I really think I would be better off gone since I have no one to start with to begin with.
niharika84118 rsjg
Posted
Hi hope you doing fine in life! its been 4years you written this article.
I would like to tell you after read your story it seems that i am reading my own!
Well iam diagnosed with BPD borderline personality disorder
And it's really difficult for me too to cope up with life when small thing makes me feel that its end of life!
I'm 35 years divorced woman from India.
Become burden on others and also lost my farther last year so I'm too much in grief that now what will happen to me who will feed me now! Im an adlut still feel helpless like a small kid!
my few friends says I am mentall
but I am not. I have mental illness not a mental retarted person!
sometimes not sometimes infact 24x7 i think to end up witg life.
i dont want to die but i cant afford to live with pain of emotions that i am worth less and no one needs me!
i am tired! hope god will call me soon
Akshaey rsjg
Posted
sajam Akshaey
Posted
That makes 3 of us - I wrote a suicide note to my best friend this morning - just done with 4 years of crying every day and lost the joy in the little things I used to love. I no longer dance when I cook and that was what defined me.
Patient sajam
Posted
Hi sallyjamand
We note from a recent post which you have made to our forum that you may be experiencing thoughts around self-harm. If we have misinterpreted your comments then we apologies for contacting you directly. But if you are having such thoughts then please note that you are not alone in this, and there are people out there that can help.
If you are having these suicidal thoughts then we strongly recommend you speak to someone who may be able to help. The Samaritans offer a safe space where you can talk openly about what you are going through. They can help you explore your options, understand your problems better, or just be there to listen.

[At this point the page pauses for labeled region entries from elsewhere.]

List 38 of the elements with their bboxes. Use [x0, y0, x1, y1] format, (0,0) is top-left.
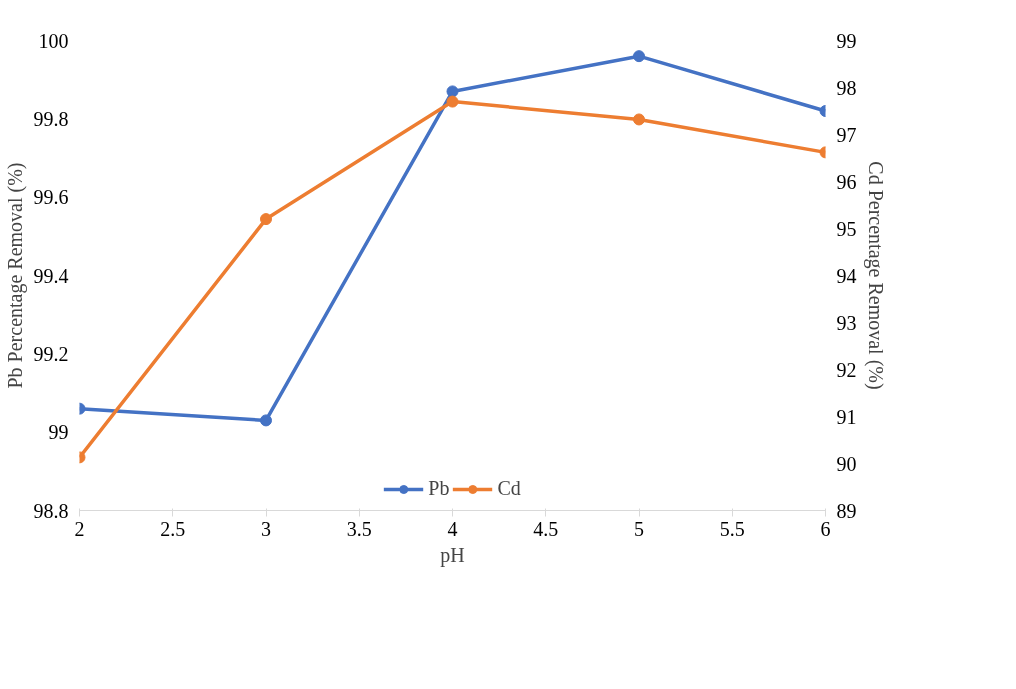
y-tick-label: 99.8: [33, 107, 69, 130]
y2-tick-label: 94: [836, 264, 857, 287]
y2-tick-label: 93: [836, 311, 857, 334]
point: [446, 95, 459, 108]
y2-tick-label: 92: [836, 358, 857, 381]
x-tick-label: 5: [634, 517, 644, 540]
point: [260, 213, 272, 226]
x-tick-label: 5.5: [719, 517, 745, 540]
y2-axis-title: Cd Percentage Removal (%): [863, 161, 887, 390]
y-tick-label: 99: [48, 421, 69, 444]
y-tick-label: 99.4: [33, 264, 69, 287]
y2-tick-label: 96: [836, 170, 857, 193]
point: [633, 113, 645, 126]
y2-tick-label: 99: [836, 29, 857, 52]
x-tick-label: 4: [447, 517, 458, 540]
point: [446, 85, 459, 98]
x-tick-label: 3.5: [346, 517, 372, 540]
y2-tick-label: 95: [836, 217, 857, 240]
legend-label: Cd: [497, 477, 521, 500]
y2-tick-label: 98: [836, 76, 857, 99]
y-tick-label: 99.6: [33, 186, 69, 209]
point: [260, 414, 272, 427]
x-tick-label: 4.5: [533, 517, 559, 540]
legend-label: Pb: [428, 477, 450, 500]
x-axis-title: pH: [440, 543, 465, 567]
y-tick-label: 98.8: [33, 499, 69, 522]
y2-tick-label: 91: [836, 405, 857, 428]
y2-tick-label: 97: [836, 123, 857, 146]
y2-tick-label: 89: [836, 499, 857, 522]
y-axis-title: Pb Percentage Removal (%): [3, 162, 27, 389]
y-tick-label: 99.2: [33, 342, 69, 365]
x-tick-label: 6: [820, 517, 831, 540]
x-tick-label: 2.5: [160, 517, 186, 540]
point: [633, 50, 645, 63]
y-tick-label: 100: [38, 29, 69, 52]
y2-tick-label: 90: [836, 452, 857, 475]
x-tick-label: 2: [74, 517, 85, 540]
x-tick-label: 3: [261, 517, 271, 540]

Their contact details are on our patient information leaflet here: https://patient.info/health/dealing-with-suicidal-thoughts, which also offers lots of other advice on how you can access the help you may need.
If you are having such thoughts then please do reach out to the team at the Samaritans (or the other people detailed in our leaflet) who will understand what you're going through and will be able to help.
Kindest regards
Patient
sajam Patient
Posted
Thank you! That was helpful to read, and I do agree I am one who thinks about it, but would never be brave enough to do it, or ever that hopeless. I think perhaps it's just a means of reaching out for friendship and non-judgement. I only wish I were in the UK or Ireland, where the pressure to be young, beautiful, confident and extroverted is not as much a part of societal norms as it in here in California. Either that or back home in Australia with family.
I appreciate you caring enough to respond. Means a lot.